Another Excellent Vilnius Book

The Mysterious City of Vilnius

When I taught for SLS in Vilnius in the summer of 2009, I realized that hardly anyone had any idea about the city they were working in, or if they did, it was knowledge of only one of the many layers of that city.

For example, Jewish Vilnius figured prominently as the lost Jerusalem of the North, destroyed when most of the Jews in Vilnius were killed by the Nazis and their local helpers.

On the other hand, I was raised with the knowledge of Vilnius as the historical capital of Lithuania and Lithuanians, sadly seized by Poland’s Marshal Pilsudski.

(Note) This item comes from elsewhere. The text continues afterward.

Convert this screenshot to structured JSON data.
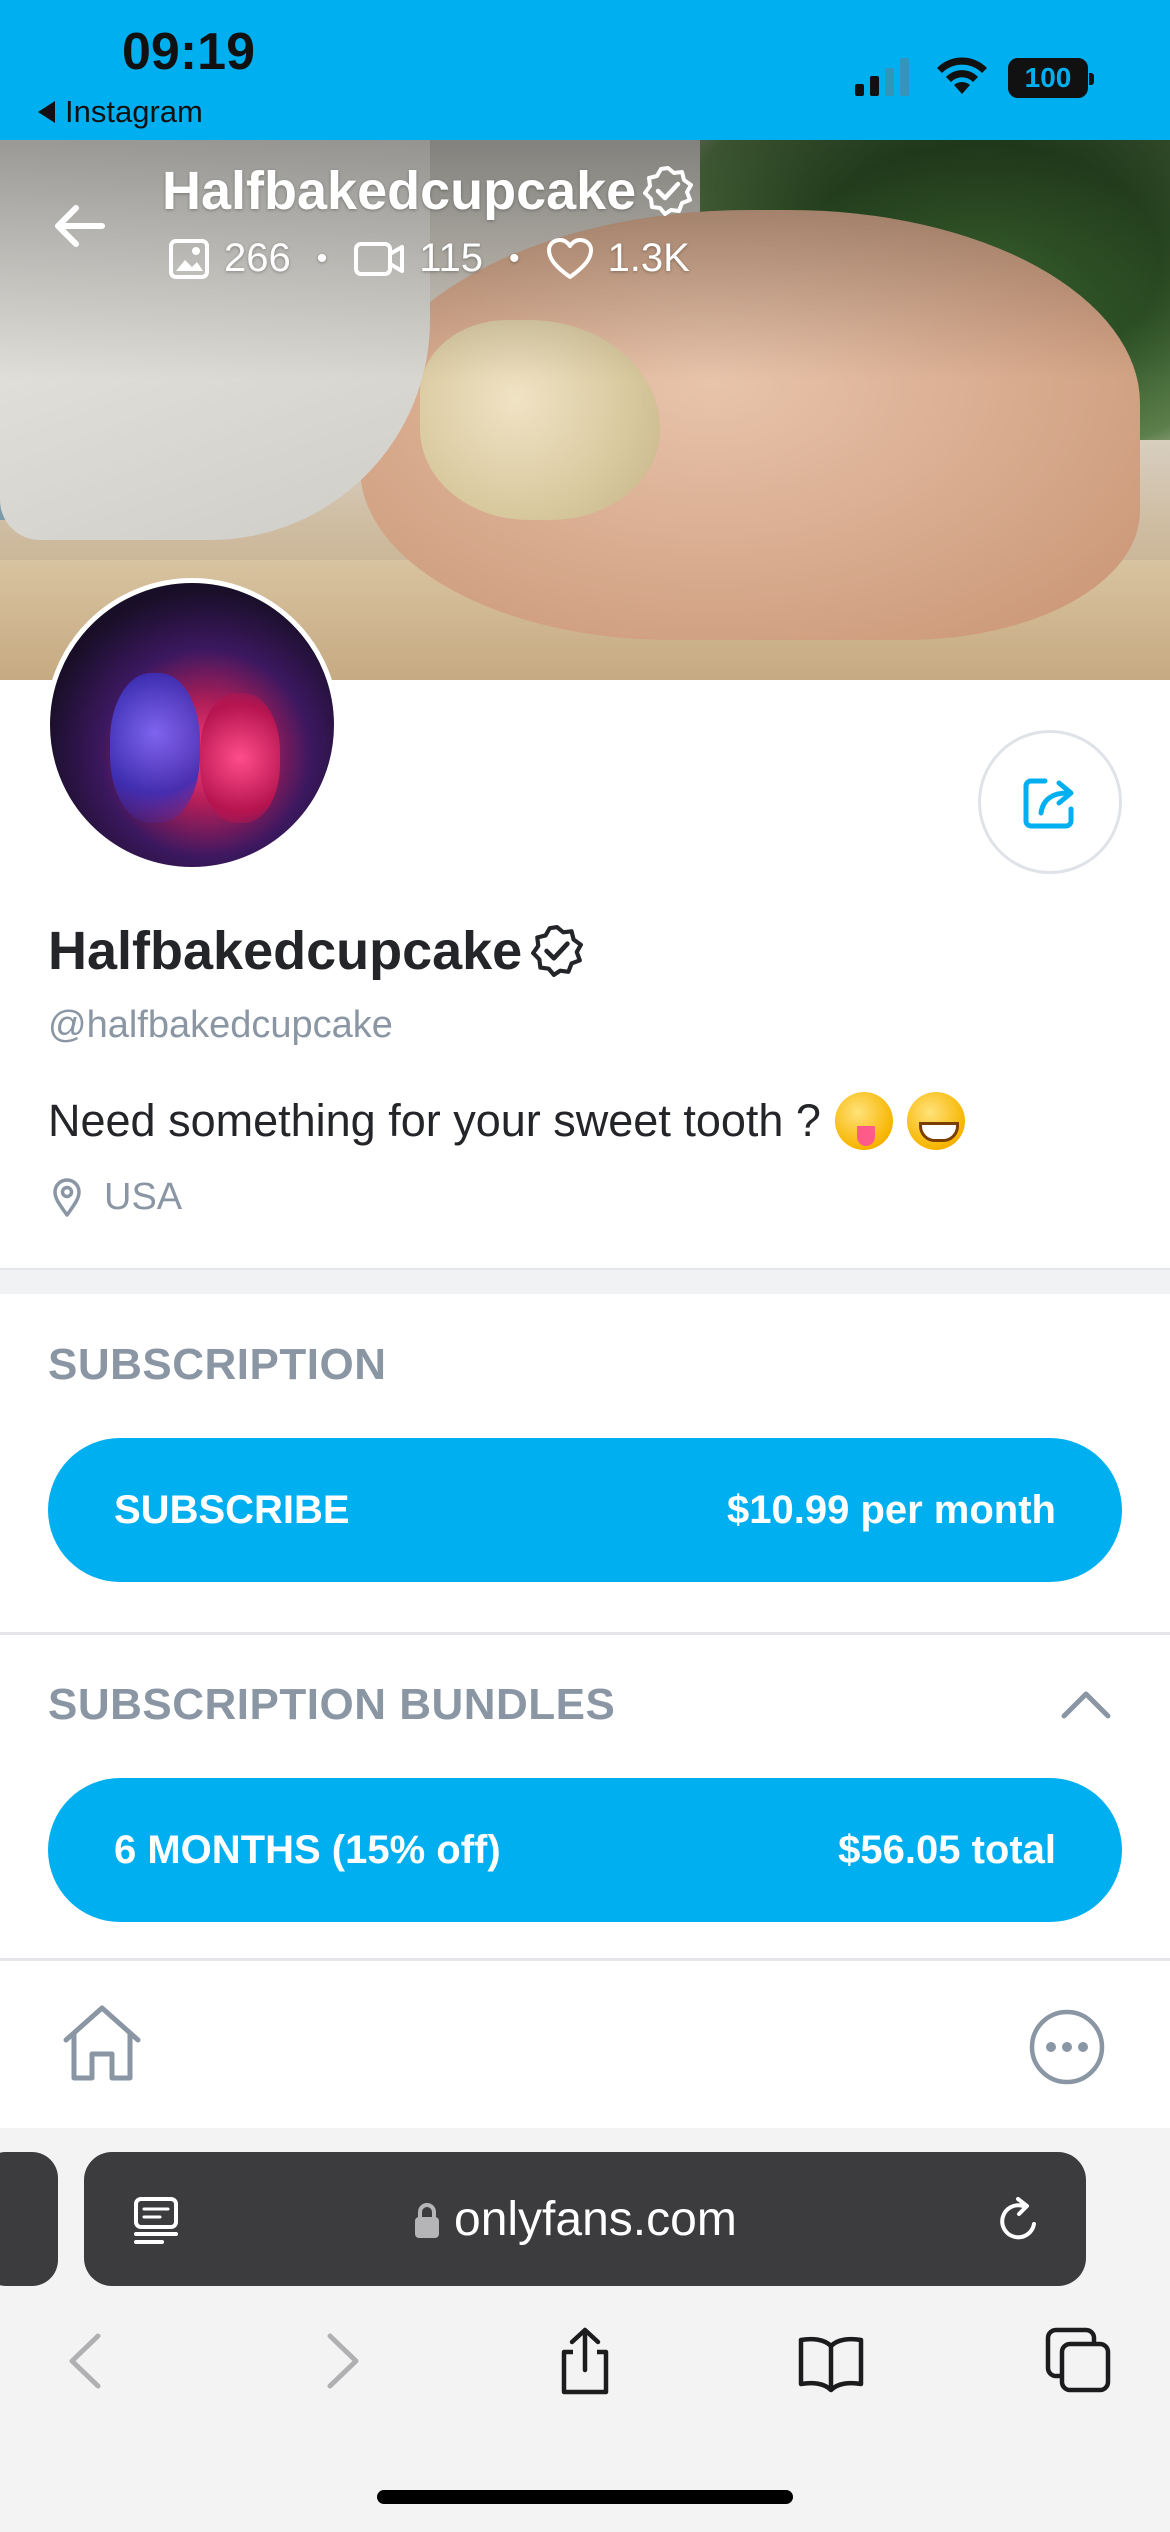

For Czeslaw Milosz, Nobel laureate and thus an important figure in Polish twentieth century literature, it was a place where one could be a Lithuanian, yet write and speak Polish without any contradiction between the two. Between the wars, Vilnius became a provincial Polish capital on the fringe of things, in a corner where West and East, Roman Catholicism, Russian Orthodoxy, Judaism, and various other sects coexisted, or sometimes collided.

There are further depths that I am only slightly aware of – Byelorussian literature owes much to Vilnius, and the Karaites were once an important religious sect there.

After being a mystery for so long, the city is slowly becoming he subject of a few books either written in English or translated into English. In one of my earlier blogs, I posted a review I wrote of a book by Laimonas Briedis. There is also a wonderful book by the Anglo-American historian, Timothy Snyder, called The Reconstruction of Nations. I’ll talk about Snyder’s book in a forthcoming blog.

Today, I would like to lavish some praise on Tomas Venclova‘s Vilnius, a Personal History.

Tomas Venclova is a fascinating person in his own right. His father was a Lithuanian poet and supporter of the Soviet regime in occupied Lithuania. His son, Tomas, grew up in what came to be called the nomeklatura, i.e. the elite of the Soviet system, only to become a dissident, join a human rights organization and find himself expelled from the Soviet Union.

Although he has lived primarily in the United States since the seventies where he has worked as a professor in the department of Slavic Languages at Yale, Venclova knows Vilnius down to its cobblestones from a youth gliding among the various courtyards and back alleys of the city.

He takes a visitor through the city in some detail, doing a kind of Stones of Vilnius to give one part architecture, one part autobiography, and one part history. I can think of no better guide to the city unless it is an actual architectural guidebook that Venclova wrote, which is sadly unavailable in English.

This particular volume also contains an exchange with the late Czeslaw Milosz on the subject of Vilnius. Although the exchange, written in 1979, is slightly dated, Milosz gives a lovely snapshot of the city as he knew it just before WW2.

Of the three books of Vilnius that I have mentioned (Briedis’s and Snyder’s being the other two), Venclova’s does the best of taking one on a personal journey. Briedis’ book is an excellent survey and Snyder’s is a discussion of the idea of Vilnius as political project.

But if you want to feel the mystery of this town and its melancholy appeal, Venclova’s book is a must read.

I should just add that those particularly interested in Jewish Vilnius have a rich body of work available. The one book I found most vivid among these was Lucy Dawidowicz‘s From that Time and Place, a snapshot of Jewish Polish Vilna/Wilno just before the holocaust.